Amid fears the Islamic State (IS) extremist group could expand to Afghanistan, there are already signs that some militants in the region are eager to claim affiliation with the group.
One sign came this week in a video sent to RFE/RL's Radio Free Afghanistan that shows three purported Afghan militants, their faces covered, sitting beneath the black IS battle flag.
Speaking in the Ghazni dialect of Pashto, the trio's spokesperson claimed to represent a group called the Islamic Organization of Great Afghanistan and stated his readiness to fight for the IS and its "caliph," Abu Bakr al-Baghdadi.
The unidentified spokesperson called for all militants in Afghanistan, the Pashtun tribal areas in Pakistan, and in the Baluch areas of Pakistan and Iran to join together under the IS banner.
At times, however, he appeared as much focused on his own nationalistic agenda as the Islamic State's goal of uniting all Muslim lands in a new caliphate. He repeatedly called for attacks on the "Punjabi state" of Pakistan and accused the Afghan Taliban's leaders of working for Islamabad's interests, while praising IS as the only power able to "free" his countrymen.
The video was sent a week after an anonymous caller contacted Radio Free Afghanistan's correspondent in Ghazni Province and claimed to represent the IS militant group in Afghanistan. Although intended to reinforce the caller's claim, the video did not offer any details as to the size or strength of the group behind it.
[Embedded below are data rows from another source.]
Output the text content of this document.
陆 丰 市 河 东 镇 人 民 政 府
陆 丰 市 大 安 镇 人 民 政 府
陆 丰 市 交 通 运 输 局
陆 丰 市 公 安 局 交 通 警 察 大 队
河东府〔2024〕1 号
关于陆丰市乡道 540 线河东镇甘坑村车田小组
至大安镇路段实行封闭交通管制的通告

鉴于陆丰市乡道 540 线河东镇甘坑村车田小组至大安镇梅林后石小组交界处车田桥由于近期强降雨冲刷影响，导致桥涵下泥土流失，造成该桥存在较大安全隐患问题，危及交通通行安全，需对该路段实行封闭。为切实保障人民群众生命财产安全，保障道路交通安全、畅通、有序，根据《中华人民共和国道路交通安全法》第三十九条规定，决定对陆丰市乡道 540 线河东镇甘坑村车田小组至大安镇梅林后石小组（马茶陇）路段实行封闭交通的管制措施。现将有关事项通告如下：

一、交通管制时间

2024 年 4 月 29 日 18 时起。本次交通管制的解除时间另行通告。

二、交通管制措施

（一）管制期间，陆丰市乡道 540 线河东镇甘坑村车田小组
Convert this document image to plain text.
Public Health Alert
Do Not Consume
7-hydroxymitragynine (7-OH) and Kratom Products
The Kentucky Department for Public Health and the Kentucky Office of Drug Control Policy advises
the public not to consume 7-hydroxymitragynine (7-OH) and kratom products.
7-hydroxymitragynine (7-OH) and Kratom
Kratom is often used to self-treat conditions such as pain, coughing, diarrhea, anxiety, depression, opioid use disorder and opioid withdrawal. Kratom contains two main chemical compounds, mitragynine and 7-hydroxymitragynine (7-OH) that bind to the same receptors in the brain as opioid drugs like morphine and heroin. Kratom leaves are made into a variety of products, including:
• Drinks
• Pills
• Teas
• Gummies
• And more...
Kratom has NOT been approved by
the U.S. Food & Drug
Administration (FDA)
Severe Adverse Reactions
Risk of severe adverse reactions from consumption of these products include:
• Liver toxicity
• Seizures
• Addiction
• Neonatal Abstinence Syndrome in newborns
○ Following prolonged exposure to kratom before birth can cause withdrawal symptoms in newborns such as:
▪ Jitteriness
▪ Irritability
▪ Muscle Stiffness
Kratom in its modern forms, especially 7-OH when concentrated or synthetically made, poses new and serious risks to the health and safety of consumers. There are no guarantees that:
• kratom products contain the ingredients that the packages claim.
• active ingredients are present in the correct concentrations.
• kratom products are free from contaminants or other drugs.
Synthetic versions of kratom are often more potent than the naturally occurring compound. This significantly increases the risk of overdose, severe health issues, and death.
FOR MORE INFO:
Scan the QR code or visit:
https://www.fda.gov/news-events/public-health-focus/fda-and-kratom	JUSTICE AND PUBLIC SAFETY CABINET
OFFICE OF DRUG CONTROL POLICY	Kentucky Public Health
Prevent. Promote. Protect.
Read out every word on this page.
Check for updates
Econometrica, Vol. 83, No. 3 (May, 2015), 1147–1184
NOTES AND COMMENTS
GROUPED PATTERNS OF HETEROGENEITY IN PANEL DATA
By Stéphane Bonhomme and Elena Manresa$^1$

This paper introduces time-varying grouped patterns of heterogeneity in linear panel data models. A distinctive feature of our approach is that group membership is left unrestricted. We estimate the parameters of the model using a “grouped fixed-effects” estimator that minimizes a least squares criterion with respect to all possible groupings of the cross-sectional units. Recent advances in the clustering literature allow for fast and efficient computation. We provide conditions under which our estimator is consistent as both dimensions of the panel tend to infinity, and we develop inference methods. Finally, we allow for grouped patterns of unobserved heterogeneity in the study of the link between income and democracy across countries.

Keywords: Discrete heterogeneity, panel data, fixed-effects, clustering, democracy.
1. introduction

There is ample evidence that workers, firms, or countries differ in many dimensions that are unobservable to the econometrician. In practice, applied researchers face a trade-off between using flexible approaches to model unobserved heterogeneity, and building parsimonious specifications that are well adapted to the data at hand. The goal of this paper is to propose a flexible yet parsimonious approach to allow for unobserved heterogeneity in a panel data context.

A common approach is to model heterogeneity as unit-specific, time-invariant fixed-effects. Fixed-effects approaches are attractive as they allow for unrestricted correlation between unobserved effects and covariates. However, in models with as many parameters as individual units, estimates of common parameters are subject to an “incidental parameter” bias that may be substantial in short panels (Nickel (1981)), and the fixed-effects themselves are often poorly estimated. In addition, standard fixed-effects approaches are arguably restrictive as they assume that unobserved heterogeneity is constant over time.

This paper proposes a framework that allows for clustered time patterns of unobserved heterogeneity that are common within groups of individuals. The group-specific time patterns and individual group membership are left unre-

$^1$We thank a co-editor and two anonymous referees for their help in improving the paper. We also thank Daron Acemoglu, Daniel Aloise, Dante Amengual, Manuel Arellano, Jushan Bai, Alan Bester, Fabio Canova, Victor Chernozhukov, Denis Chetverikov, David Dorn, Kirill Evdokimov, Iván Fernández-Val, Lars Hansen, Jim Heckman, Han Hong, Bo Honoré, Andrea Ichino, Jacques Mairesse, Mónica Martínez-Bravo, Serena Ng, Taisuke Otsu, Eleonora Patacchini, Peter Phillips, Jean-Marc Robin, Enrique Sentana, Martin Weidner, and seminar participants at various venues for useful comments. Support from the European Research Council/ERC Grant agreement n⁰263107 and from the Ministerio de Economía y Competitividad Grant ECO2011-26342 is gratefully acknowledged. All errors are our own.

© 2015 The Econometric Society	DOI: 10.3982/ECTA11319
That makes is impossible to know whether the group in the video has a direct link to the Islamic State's leadership. But its use of IS symbols and the reverence with which the spokesperson refers to the group does offer a measure of how much name recognition IS now has in the region and of its potential for expansion.
'Slightly Outdated Model'
Some intelligence services believe IS is actively seeking new members in Afghanistan.
A Russian diplomat in Afghanistan said this week that some of his sources report that IS has already opened an office, though he did not say where.
"We know that about a hundred [IS] members have penetrated there," Zamir Kabulov, special representative in Afghanistan for Russian President Valdimir Putin, told Interfax on September 23.
"As I understand it, [IS] views the Taliban or even Al-Qaeda as a conservative and slightly outdated model," Kabulov said. "They present themselves as a new ideology, which is more offensive, aggressive, and advanced."
If IS does turn eastward, it will likely come into competition with the Taliban, currently the dominant militant movement in the region. The competition could be both for first-time recruits and for seasoned fighters.
A commander in the Hizb-i-Islami group, which fights alongside the Taliban in Afghanistan, told the BBC last week that he was "sure" his leadership would announce allegiance to IS. It was not clear whether the commander, named Mirwais, was speaking for himself alone or for others.
Reuters reported last week that a splinter group of Pakistan's Taliban insurgents, Jamat-ul Ahrar, also was ready to consider invitations to join IS.
"IS is an Islamic jihadi organization working for the implementation of the Islamic system and creation of the caliphate," Ehsanullah Ehsan, Jamat-ul Ahrar's leader and a prominent Taliban figure, told Reuters on September 7. "We respect them. If they ask us for help, we will look into it and decide."
Refugee Camp Recruitment
Meanwhile, there are signs some groups already are trying to recruit for IS in refugee camps in Pakistan.
A 12-page pamphlet emblazoned with the Islamic State group's black flag and written in both Pashto and Dari was distributed earlier this month in camps near Peshawar, the capital of Khyber-Pakhtunkhwa Province. The camps house refugees from Afghanistan and from Pakistan's restive tribal regions.
Reuters quotes Sameeulah Hanifi, a prayer leader in Peshawar, as saying the pamphlets were distributed by a little-known local group called Islami Khalifat, an outspoken IS supporter.
By moving into South and Central Asia, IS would be following home the many recruits from the region who currently are fighting with the group in Syria and Iraq.
Iran said recently it had arrested Afghan and Pakistani citizens trying to join IS in Syria and Iraq. The BBC quotes Interior Minister Abdolreza Rahmani as saying on September 8 that the men planned to cross Iran but did not specify their number or where they were arrested.
Similarly, dozens of militants from Uzbekistan, Kyrgyzstan, and Tajikistan are reported to have made the journey through Turkey to Syria to join extremist groups battling the regime of Syrian President Bashar al-Assad.